The New Act and New Regulations have substantially changed the CPA, and include consumer protection measures found in other statutes. The New Act expands on the CPA by providing additional rights and remedies for consumers and imposing further obligations on and increased penalties against suppliers. The New Regulations set out prescribed information that must be disclosed to consumers and elaborate on remedial processes. For example, under the New Act and New Regulations:
- A supplier cannot prohibit a consumer from starting or being a part of a class action suit.
- A supplier is deemed to warrant that the services under a consumer agreement are of a reasonably acceptable quality. This is in addition to the deemed warranty in respect of goods.
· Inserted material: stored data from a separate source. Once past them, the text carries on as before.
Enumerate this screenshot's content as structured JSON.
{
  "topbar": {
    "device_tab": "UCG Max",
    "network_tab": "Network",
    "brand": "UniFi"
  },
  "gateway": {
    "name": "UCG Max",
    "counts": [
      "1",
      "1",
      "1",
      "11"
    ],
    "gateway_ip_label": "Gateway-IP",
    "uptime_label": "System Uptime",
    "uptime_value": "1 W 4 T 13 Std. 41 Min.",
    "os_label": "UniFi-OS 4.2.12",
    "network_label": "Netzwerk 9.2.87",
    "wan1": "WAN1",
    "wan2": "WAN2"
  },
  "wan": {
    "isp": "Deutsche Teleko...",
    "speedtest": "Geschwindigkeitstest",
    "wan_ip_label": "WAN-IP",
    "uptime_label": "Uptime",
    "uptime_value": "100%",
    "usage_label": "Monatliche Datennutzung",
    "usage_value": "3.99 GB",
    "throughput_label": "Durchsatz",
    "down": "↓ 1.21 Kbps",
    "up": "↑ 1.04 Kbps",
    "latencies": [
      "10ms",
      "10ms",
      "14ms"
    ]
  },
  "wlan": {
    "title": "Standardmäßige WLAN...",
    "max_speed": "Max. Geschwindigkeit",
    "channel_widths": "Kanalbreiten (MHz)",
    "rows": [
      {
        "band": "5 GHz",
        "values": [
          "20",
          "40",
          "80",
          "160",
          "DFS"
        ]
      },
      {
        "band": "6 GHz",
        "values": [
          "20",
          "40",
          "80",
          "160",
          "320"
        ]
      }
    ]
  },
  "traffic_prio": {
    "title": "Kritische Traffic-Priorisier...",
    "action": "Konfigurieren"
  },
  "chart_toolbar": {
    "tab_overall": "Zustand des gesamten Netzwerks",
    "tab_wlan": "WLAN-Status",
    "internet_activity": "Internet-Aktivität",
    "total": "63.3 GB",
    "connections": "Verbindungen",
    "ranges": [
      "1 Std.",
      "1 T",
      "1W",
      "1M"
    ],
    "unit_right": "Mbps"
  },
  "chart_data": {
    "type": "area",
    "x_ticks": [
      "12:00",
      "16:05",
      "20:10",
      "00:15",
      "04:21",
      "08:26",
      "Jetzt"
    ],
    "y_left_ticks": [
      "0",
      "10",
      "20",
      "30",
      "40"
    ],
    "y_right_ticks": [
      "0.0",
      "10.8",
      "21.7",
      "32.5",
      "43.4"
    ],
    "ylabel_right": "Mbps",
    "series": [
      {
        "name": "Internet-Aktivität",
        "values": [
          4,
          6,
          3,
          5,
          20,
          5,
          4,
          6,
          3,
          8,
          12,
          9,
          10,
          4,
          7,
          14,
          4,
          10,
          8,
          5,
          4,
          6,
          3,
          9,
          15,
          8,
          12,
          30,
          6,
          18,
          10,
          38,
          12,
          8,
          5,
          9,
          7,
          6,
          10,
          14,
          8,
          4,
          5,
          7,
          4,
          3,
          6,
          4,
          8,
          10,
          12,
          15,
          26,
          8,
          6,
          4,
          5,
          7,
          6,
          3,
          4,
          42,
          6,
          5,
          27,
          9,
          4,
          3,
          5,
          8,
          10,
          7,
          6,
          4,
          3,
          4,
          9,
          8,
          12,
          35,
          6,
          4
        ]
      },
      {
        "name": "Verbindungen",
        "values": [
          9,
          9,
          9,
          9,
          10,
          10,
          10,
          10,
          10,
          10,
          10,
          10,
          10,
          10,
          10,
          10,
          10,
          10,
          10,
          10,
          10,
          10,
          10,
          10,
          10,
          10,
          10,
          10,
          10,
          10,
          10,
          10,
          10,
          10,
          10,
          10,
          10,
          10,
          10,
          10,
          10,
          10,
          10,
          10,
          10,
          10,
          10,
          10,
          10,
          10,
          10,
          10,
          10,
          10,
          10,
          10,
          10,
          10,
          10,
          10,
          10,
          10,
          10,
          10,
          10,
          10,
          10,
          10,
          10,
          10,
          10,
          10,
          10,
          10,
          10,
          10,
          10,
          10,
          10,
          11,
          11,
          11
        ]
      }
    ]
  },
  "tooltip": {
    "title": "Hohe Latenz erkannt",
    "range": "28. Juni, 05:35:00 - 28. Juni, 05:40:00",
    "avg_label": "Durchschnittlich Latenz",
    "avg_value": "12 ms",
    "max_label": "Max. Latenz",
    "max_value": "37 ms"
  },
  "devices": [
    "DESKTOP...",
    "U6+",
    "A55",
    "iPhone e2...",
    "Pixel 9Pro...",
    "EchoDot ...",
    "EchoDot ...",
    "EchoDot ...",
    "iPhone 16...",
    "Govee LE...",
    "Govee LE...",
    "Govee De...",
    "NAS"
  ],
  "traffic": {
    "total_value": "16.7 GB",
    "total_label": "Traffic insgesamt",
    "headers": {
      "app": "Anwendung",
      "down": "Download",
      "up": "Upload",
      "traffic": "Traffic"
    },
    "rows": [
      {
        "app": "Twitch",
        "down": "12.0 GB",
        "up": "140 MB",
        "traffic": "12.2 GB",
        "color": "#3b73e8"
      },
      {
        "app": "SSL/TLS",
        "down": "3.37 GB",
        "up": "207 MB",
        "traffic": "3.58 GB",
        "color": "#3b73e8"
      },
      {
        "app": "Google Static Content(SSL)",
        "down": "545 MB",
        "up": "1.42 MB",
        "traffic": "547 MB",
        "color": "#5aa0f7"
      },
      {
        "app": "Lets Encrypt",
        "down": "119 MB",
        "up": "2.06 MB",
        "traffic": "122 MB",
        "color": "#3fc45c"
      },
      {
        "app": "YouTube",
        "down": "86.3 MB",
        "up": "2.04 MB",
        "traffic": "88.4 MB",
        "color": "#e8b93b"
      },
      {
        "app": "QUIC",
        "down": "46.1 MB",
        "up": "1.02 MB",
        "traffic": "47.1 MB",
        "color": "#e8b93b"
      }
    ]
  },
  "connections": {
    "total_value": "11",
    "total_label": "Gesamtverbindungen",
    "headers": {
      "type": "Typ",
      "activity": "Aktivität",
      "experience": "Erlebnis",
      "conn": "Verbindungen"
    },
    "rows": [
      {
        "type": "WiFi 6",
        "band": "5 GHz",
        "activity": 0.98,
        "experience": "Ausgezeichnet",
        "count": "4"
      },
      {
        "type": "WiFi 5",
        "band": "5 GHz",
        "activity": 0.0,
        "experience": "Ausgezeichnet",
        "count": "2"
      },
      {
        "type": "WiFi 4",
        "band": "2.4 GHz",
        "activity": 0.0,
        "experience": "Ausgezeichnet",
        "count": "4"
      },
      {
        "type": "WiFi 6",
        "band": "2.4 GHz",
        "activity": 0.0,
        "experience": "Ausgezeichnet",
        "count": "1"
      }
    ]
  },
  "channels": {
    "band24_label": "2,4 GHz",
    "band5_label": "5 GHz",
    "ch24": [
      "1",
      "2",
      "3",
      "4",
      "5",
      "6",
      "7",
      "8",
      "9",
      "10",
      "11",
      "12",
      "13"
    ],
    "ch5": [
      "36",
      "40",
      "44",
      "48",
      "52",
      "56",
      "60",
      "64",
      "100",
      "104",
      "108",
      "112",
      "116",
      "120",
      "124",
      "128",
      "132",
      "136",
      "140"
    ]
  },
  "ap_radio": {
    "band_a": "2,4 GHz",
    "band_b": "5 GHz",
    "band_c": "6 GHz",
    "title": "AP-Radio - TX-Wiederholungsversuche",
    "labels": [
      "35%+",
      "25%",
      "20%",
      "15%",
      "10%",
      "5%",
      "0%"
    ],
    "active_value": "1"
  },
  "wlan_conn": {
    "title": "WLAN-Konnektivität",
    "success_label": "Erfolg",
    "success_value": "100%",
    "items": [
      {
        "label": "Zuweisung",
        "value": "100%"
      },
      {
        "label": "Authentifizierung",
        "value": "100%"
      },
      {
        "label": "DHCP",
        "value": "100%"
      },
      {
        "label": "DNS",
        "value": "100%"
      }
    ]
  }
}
- A supplier cannot charge an amount that exceeds the estimate by more than 10%. If a supplier does so, the consumer may require the supplier to provide the goods or services at the estimated price.
- No supplier can demand payment for unsolicited goods or services. Any material change to goods or services will deem them to be unsolicited from the time of the material change, unless the consumer consented to the change.
- A specific statement regarding a consumer’s cancellation rights must be added to every time share, personal development service, direct, credit repair, and loan brokering agreement.
- Before a consumer enters into an internet agreement, the supplier must disclose specific business, product/service and payment information and provide the consumer with an opportunity to accept or decline the agreement and/or correct errors in it. The supplier must deliver a written copy of the agreement to the consumer within a specified time period after the date of the agreement; if the supplier does not do so, the consumer can cancel the agreement within a specified time period after the agreement was entered into. A consumer can also cancel the agreement for a period after receiving a copy of the agreement if the supplier did not comply with the aforementioned disclosure requirements prior to the date the agreement was entered into. Similar requirements and obligations apply to other types of agreements. In general, all disclosure of information must be clear, comprehensive and prominent, and all information must be delivered in a form that can be retained by a consumer.
- No supplier who "repairs" one’s credit or loan broker can require or accept any payment or any security for a payment, directly or indirectly, from or on behalf of a consumer unless and until the consumer receives the credit or loan of money, or such supplier causes a material improvement to the consumer report, credit information, file, personal information, credit record, credit history, or credit rating of the consumer.
- Every repairer of a motor vehicle is deemed to warrant all new or reconditioned parts installed, and the labour required to install them, for a minimum of 90 days or 5000 kilometres, whichever comes first.
- A consumer who has charged to a credit card account all or any part of a payment in respect of a consumer agreement that has been cancelled or that was in contravention of the New Act can request the credit card issuer to cancel or reverse the credit card charge and any associated interest or other charges. Such a request must be made within a specified time period after the end of the period within which the supplier was required to refund the payment. Any credit card issuer who receives a request from a consumer must acknowledge the consumer’s request and, if the request meets the requirements set out in the New Act, must cancel or reverse the credit card charge and any associated interest or other charges, or investigate the request and send a written notice to the consumer explaining why the consumer is not entitled to cancel the consumer agreement and/or demand a refund under the New Act.
- Every person who is convicted for contravening the New Act or New Regulations is liable to a maximum fine of $50,000 or to imprisonment of a term not more than two years less a day, or to both (under the CPA, the maximum fine is $25,000 and the maximum term of imprisonment is one year).
- Every corporation that is convicted for contravening the New Act or New Regulations is liable to a maximum fine of $250,000 (under the CPA, the maximum fine is $100,000).
What proactive steps can you take now?
Businesses should determine whether the New Act and New Regulations apply to their particular situation as soon as possible. We recommend that you review your business practices and agreements in light of the New Act and New Regulations, as some of the changes may prove to be a challenge and/or may take some time to implement. We would be happy to discuss your particular situation and the applicability of the New Act and New Regulations. There could be exemptions applicable to you.
The content of this article is intended to provide a general guide to the subject matter. Specialist advice should be sought about your specific circumstances.